Now, of course, most Englishmen [sic] do not take a creed in this clear-cut way; and even when they swallowed the Smith philosophy pretty completely for generations, it was mixed up with other things. But when all such allowance is made, what an extraordinary creed it was to swallow! What a weird cosmos it was to inhabit; in which everything was good because everybody was bad. A world in which the financial speculator grew thistles to attract donkeys; and the thistles grew figs to be the food of all the good and wise; in which your neighbour gathered grapes of the thorns you had planted in order to scratch him. The whole thing was much more rationally stated than are most modern expositions; it was also rank raving nonsense, as anyone would have seen in an age of creeds and common sense. Sanity sees at a glance that society finds it hard enough to hang together, with everybody taught to be unselfish; and that it would simply smash if everybody were taught to be selfish. Incidentally, I may add, it has already smashed. We have seen with our own eyes the Wealth of Nations wither into the Poverty of Nations.”
Comment
The kindest thing I can say about Richard Aleman’s words above is that they are eccentric, even remarkably so.

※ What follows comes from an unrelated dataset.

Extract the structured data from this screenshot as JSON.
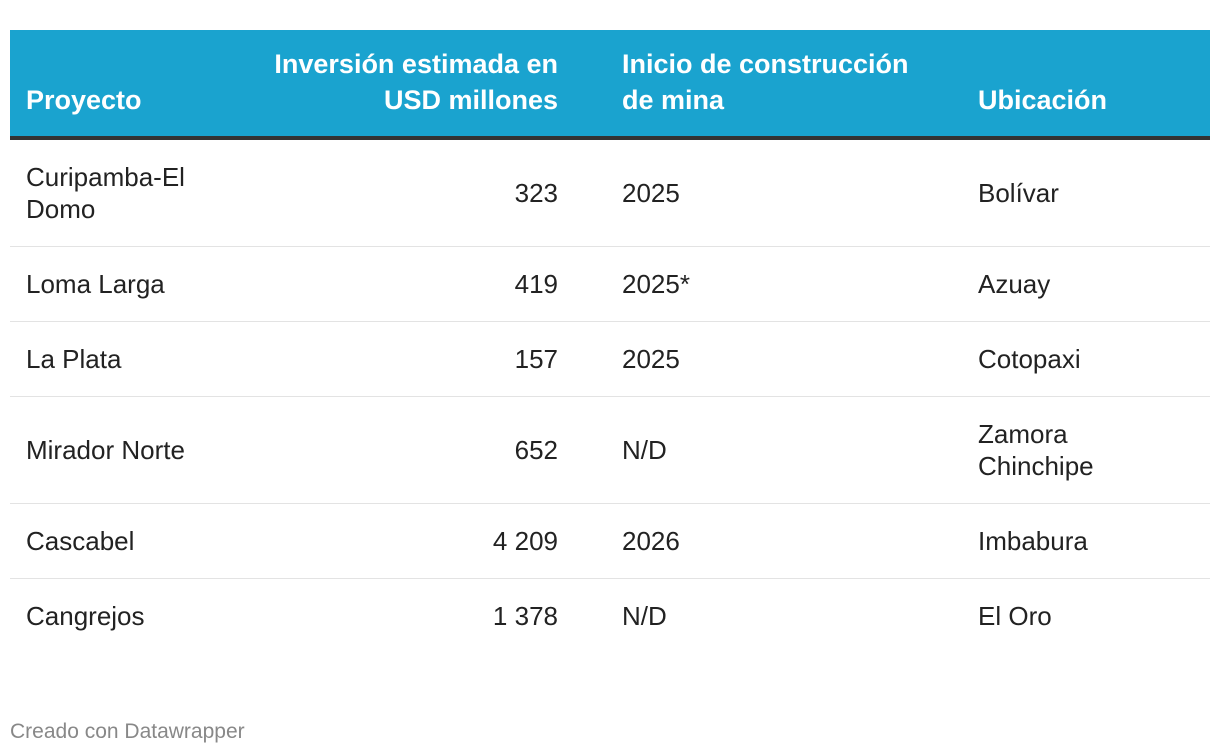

The sentence: “if men were sufficiently greedy for the goods. If everybody worked meanly and sordidly for money, the result would be a prosperity that would prove the benevolence of Providence”, to say the least, is twaddle. Whoever actually said it, it was not Adam Smith. At best it is an invented script made up for some unknown purpose. It was, in fact, almost the exact opposite of Smith’s oeuvre, as found in Moral Sentiments and Wealth Of Nations (plus, of course, his Lectures On Jurisprudence.

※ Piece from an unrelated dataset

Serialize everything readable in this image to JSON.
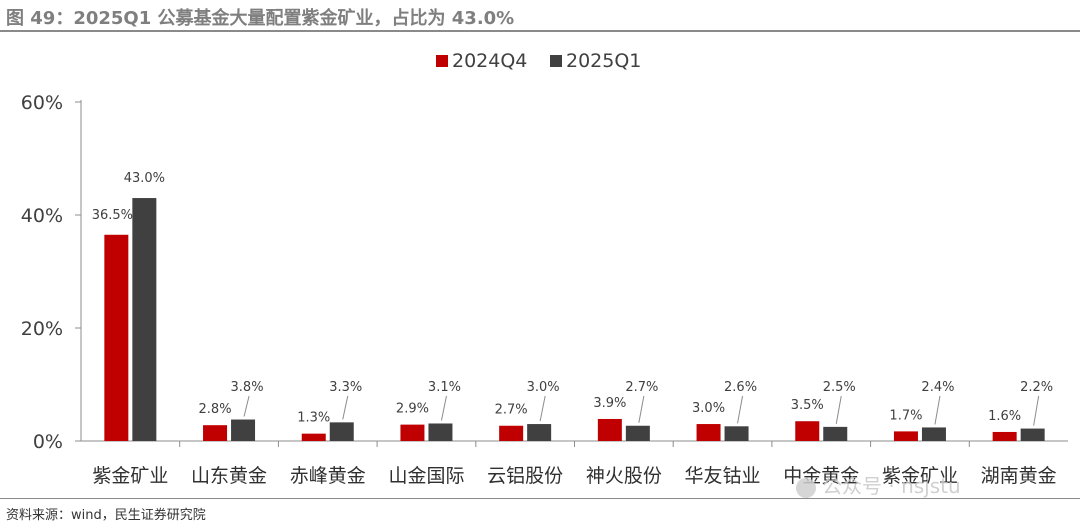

I have no idea what ‘distributist’ stands for, though I once exchanged correspondence some years ago with a very personable someone whom I had met at a history of economics conference in Virginia, who revealed, eventually, that he was a 'distributist'. The correspondence petered out to my relief, as I could not understand of what he talked about. Against obscurantism, even the most tolerant patience eventually expires.
Labels: Distributist
2 Comments:
I posted a comment on that topic, but I guess they moderated it into oblivion. They made Adam Smith seem like Gordon Gecko.
Zeke
I am not surprised that your comment did not appear on the Distributist Blog. They seem to be arrogant in their certainties - as do most zealots.. But they might relent yet.
They confuse Adam Smith with Bernard Mandeville, author of the "Fable of the Bees, or Private Vices, Public Benefits", 2 vols. 1724, ed. F. B. Kaye, 1924, Oxford University Press.
Smith described Mandeville's work as "licentious", in Moral Sentiments (1759). Surely a sufficient answer to the twaddle from the Distributist?